ChatGPT, the groundbreaking language model developed by OpenAI, has taken the tech world by storm with its impressive ability to generate text that often appears convincing. However, a recent study conducted by researchers at Brigham and Women’s Hospital, affiliated with Harvard Medical School, has unveiled a significant flaw in the AI’s capabilities. The study, published in the journal JAMA Oncology and reported by Bloomberg, highlights that cancer treatment plans generated by ChatGPT are riddled with errors.
**The Study’s Findings**
In an attempt to assess ChatGPT’s aptitude for creating treatment plans across various cancer cases, the researchers discovered a concerning pattern. Around one-third of the responses generated by the AI contained incorrect information, showcasing a substantial error rate. Additionally, the study found that ChatGPT often blended accurate and inaccurate information together, making it challenging to discern what was reliable. Surprisingly, out of 104 queries, nearly 98% of the AI’s responses contained at least one treatment recommendation aligned with the National Comprehensive Cancer Network guidelines.

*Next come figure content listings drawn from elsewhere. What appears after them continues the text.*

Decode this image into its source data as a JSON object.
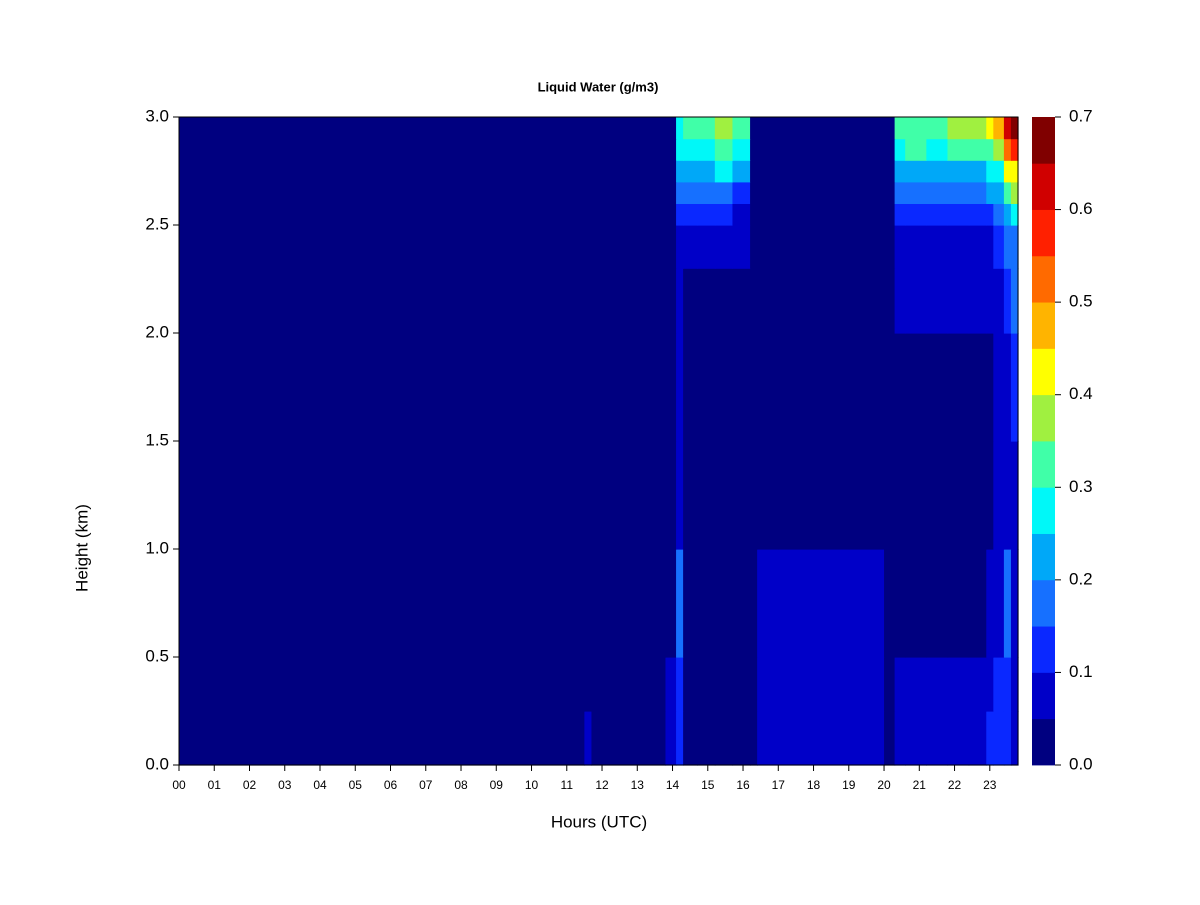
{
  "chart_data": {
    "type": "heatmap",
    "title": "Liquid Water (g/m3)",
    "xlabel": "Hours (UTC)",
    "ylabel": "Height (km)",
    "xlim": [
      0,
      23.8
    ],
    "ylim": [
      0,
      3
    ],
    "xticks": [
      {
        "value": 0,
        "label": "00"
      },
      {
        "value": 1,
        "label": "01"
      },
      {
        "value": 2,
        "label": "02"
      },
      {
        "value": 3,
        "label": "03"
      },
      {
        "value": 4,
        "label": "04"
      },
      {
        "value": 5,
        "label": "05"
      },
      {
        "value": 6,
        "label": "06"
      },
      {
        "value": 7,
        "label": "07"
      },
      {
        "value": 8,
        "label": "08"
      },
      {
        "value": 9,
        "label": "09"
      },
      {
        "value": 10,
        "label": "10"
      },
      {
        "value": 11,
        "label": "11"
      },
      {
        "value": 12,
        "label": "12"
      },
      {
        "value": 13,
        "label": "13"
      },
      {
        "value": 14,
        "label": "14"
      },
      {
        "value": 15,
        "label": "15"
      },
      {
        "value": 16,
        "label": "16"
      },
      {
        "value": 17,
        "label": "17"
      },
      {
        "value": 18,
        "label": "18"
      },
      {
        "value": 19,
        "label": "19"
      },
      {
        "value": 20,
        "label": "20"
      },
      {
        "value": 21,
        "label": "21"
      },
      {
        "value": 22,
        "label": "22"
      },
      {
        "value": 23,
        "label": "23"
      }
    ],
    "yticks": [
      {
        "value": 0,
        "label": "0.0"
      },
      0.5,
      {
        "value": 1,
        "label": "1.0"
      },
      1.5,
      {
        "value": 2,
        "label": "2.0"
      },
      2.5,
      {
        "value": 3,
        "label": "3.0"
      }
    ],
    "x_edges": [
      0,
      11.5,
      11.7,
      13.8,
      14.1,
      14.3,
      14.7,
      15.2,
      15.7,
      16.2,
      16.4,
      17,
      18,
      19,
      20,
      20.3,
      20.6,
      21.2,
      21.8,
      22.4,
      22.9,
      23.1,
      23.4,
      23.6,
      23.8
    ],
    "y_edges": [
      0,
      0.25,
      0.5,
      1.0,
      1.5,
      2.0,
      2.3,
      2.5,
      2.6,
      2.7,
      2.8,
      2.9,
      3.0
    ],
    "z": [
      [
        0.02,
        0.06,
        0.02,
        0.06,
        0.12,
        0.02,
        0.02,
        0.02,
        0.02,
        0.02,
        0.07,
        0.08,
        0.09,
        0.07,
        0.02,
        0.07,
        0.08,
        0.07,
        0.07,
        0.07,
        0.12,
        0.12,
        0.12,
        0.06
      ],
      [
        0.02,
        0.02,
        0.02,
        0.06,
        0.12,
        0.02,
        0.02,
        0.02,
        0.02,
        0.02,
        0.07,
        0.08,
        0.07,
        0.07,
        0.02,
        0.06,
        0.06,
        0.06,
        0.06,
        0.06,
        0.08,
        0.1,
        0.1,
        0.06
      ],
      [
        0.02,
        0.02,
        0.02,
        0.02,
        0.15,
        0.02,
        0.02,
        0.02,
        0.02,
        0.02,
        0.06,
        0.06,
        0.06,
        0.06,
        0.02,
        0.02,
        0.02,
        0.02,
        0.02,
        0.02,
        0.06,
        0.08,
        0.15,
        0.08
      ],
      [
        0.02,
        0.02,
        0.02,
        0.02,
        0.08,
        0.02,
        0.02,
        0.02,
        0.02,
        0.02,
        0.02,
        0.02,
        0.02,
        0.02,
        0.02,
        0.02,
        0.02,
        0.02,
        0.02,
        0.02,
        0.02,
        0.06,
        0.06,
        0.06
      ],
      [
        0.02,
        0.02,
        0.02,
        0.02,
        0.06,
        0.02,
        0.02,
        0.02,
        0.02,
        0.02,
        0.02,
        0.02,
        0.02,
        0.02,
        0.02,
        0.02,
        0.02,
        0.02,
        0.02,
        0.02,
        0.02,
        0.06,
        0.08,
        0.1
      ],
      [
        0.02,
        0.02,
        0.02,
        0.02,
        0.06,
        0.02,
        0.02,
        0.02,
        0.02,
        0.02,
        0.02,
        0.02,
        0.02,
        0.02,
        0.02,
        0.06,
        0.07,
        0.07,
        0.07,
        0.07,
        0.06,
        0.08,
        0.12,
        0.15
      ],
      [
        0.02,
        0.02,
        0.02,
        0.02,
        0.08,
        0.07,
        0.07,
        0.08,
        0.06,
        0.02,
        0.02,
        0.02,
        0.02,
        0.02,
        0.02,
        0.07,
        0.08,
        0.08,
        0.08,
        0.08,
        0.09,
        0.1,
        0.15,
        0.18
      ],
      [
        0.02,
        0.02,
        0.02,
        0.02,
        0.1,
        0.12,
        0.12,
        0.13,
        0.08,
        0.02,
        0.02,
        0.02,
        0.02,
        0.02,
        0.02,
        0.12,
        0.12,
        0.12,
        0.13,
        0.12,
        0.14,
        0.15,
        0.22,
        0.25
      ],
      [
        0.02,
        0.02,
        0.02,
        0.02,
        0.15,
        0.15,
        0.17,
        0.18,
        0.13,
        0.02,
        0.02,
        0.02,
        0.02,
        0.02,
        0.02,
        0.15,
        0.17,
        0.17,
        0.18,
        0.18,
        0.2,
        0.22,
        0.3,
        0.35
      ],
      [
        0.02,
        0.02,
        0.02,
        0.02,
        0.2,
        0.2,
        0.22,
        0.25,
        0.2,
        0.02,
        0.02,
        0.02,
        0.02,
        0.02,
        0.02,
        0.2,
        0.22,
        0.22,
        0.24,
        0.24,
        0.25,
        0.28,
        0.4,
        0.42
      ],
      [
        0.02,
        0.02,
        0.02,
        0.02,
        0.25,
        0.25,
        0.28,
        0.3,
        0.27,
        0.02,
        0.02,
        0.02,
        0.02,
        0.02,
        0.02,
        0.25,
        0.3,
        0.28,
        0.3,
        0.3,
        0.33,
        0.38,
        0.5,
        0.55
      ],
      [
        0.02,
        0.02,
        0.02,
        0.02,
        0.28,
        0.3,
        0.33,
        0.37,
        0.33,
        0.02,
        0.02,
        0.02,
        0.02,
        0.02,
        0.02,
        0.3,
        0.33,
        0.32,
        0.35,
        0.38,
        0.42,
        0.48,
        0.6,
        0.68
      ]
    ],
    "levels": [
      0,
      0.05,
      0.1,
      0.15,
      0.2,
      0.25,
      0.3,
      0.35,
      0.4,
      0.45,
      0.5,
      0.55,
      0.6,
      0.65,
      0.7
    ],
    "colors": [
      "#000080",
      "#0000c8",
      "#0a28ff",
      "#1670ff",
      "#00a8f8",
      "#00f8f8",
      "#40ffa8",
      "#a0f040",
      "#ffff00",
      "#ffb400",
      "#ff6a00",
      "#ff2000",
      "#d00000",
      "#800000"
    ],
    "colorbar_ticks": [
      {
        "value": 0,
        "label": "0.0"
      },
      0.1,
      0.2,
      0.3,
      0.4,
      0.5,
      0.6,
      0.7
    ]
  }
}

The authors of the study were particularly alarmed by the manner in which ChatGPT intertwined factual and erroneous data, confounding even experts in the field. Coauthor Dr. Danielle Bitterman pointed out, “Large language models are trained to provide responses that sound very convincing, but they are not designed to provide accurate medical advice.” The study thus underscores the necessity to address the substantial error rate and inconsistency in responses, deeming them crucial safety concerns in the clinical domain.
**ChatGPT’s Rise and Limitations**
ChatGPT’s launch in November 2022 swiftly catapulted it into the limelight, amassing a staggering 100 million active users within two months. Its rapid success triggered a wave of investment in AI companies and sparked fervent debates about the long-term repercussions of artificial intelligence. Goldman Sachs research even predicted that AI could impact up to 300 million jobs worldwide.
Nonetheless, while ChatGPT’s popularity surged, it became apparent that generative AI models such as this are susceptible to “hallucinations.” These are instances where the AI confidently provides information that is not only misleading but blatantly incorrect. Notably, Google’s counterpart to ChatGPT, Bard, caused a $120 billion drop in the company’s stock value when it erroneously responded to a question about the James Webb space telescope.
The medical field has also been exploring ways to integrate AI to streamline administrative tasks. A recent study indicated that AI-based breast cancer screening was safe and could significantly reduce radiologists’ workload. Furthermore, a computer scientist at Harvard demonstrated that GPT-4, the latest iteration of the model, performed exceedingly well on the US medical licensing exam, even surpassing certain doctors in clinical judgment.
**Generative Models and Medical Accuracy**
Despite these advancements, the JAMA study underscores the accuracy limitations of generative AI models like ChatGPT, raising doubts about their feasibility as replacements for medical professionals. According to the research, approximately 12.5% of ChatGPT’s responses were classified as “hallucinated,” signifying the AI’s propensity to offer erroneous information. Moreover, the study identified that ChatGPT was most likely to provide inaccurate responses when queried about localized treatment for advanced diseases or immunotherapy.
OpenAI has acknowledged the unreliability of ChatGPT in critical medical contexts. The company’s terms of usage explicitly caution users that the models are not designed to furnish medical information and should not be utilized for diagnosing or treating severe medical conditions.
**Conclusion**
The study conducted by researchers at Brigham and Women’s Hospital serves as a poignant reminder that while AI models like ChatGPT have shown remarkable capabilities, they are far from infallible, especially in complex and critical domains such as cancer treatment planning. The fusion of accurate and inaccurate information within the generated responses underscores the need for rigorous refinement and validation before AI systems can be confidently integrated into clinical decision-making processes. As the debate over AI’s role in healthcare continues, this study highlights the imperative of addressing accuracy issues before such models can be considered for practical application.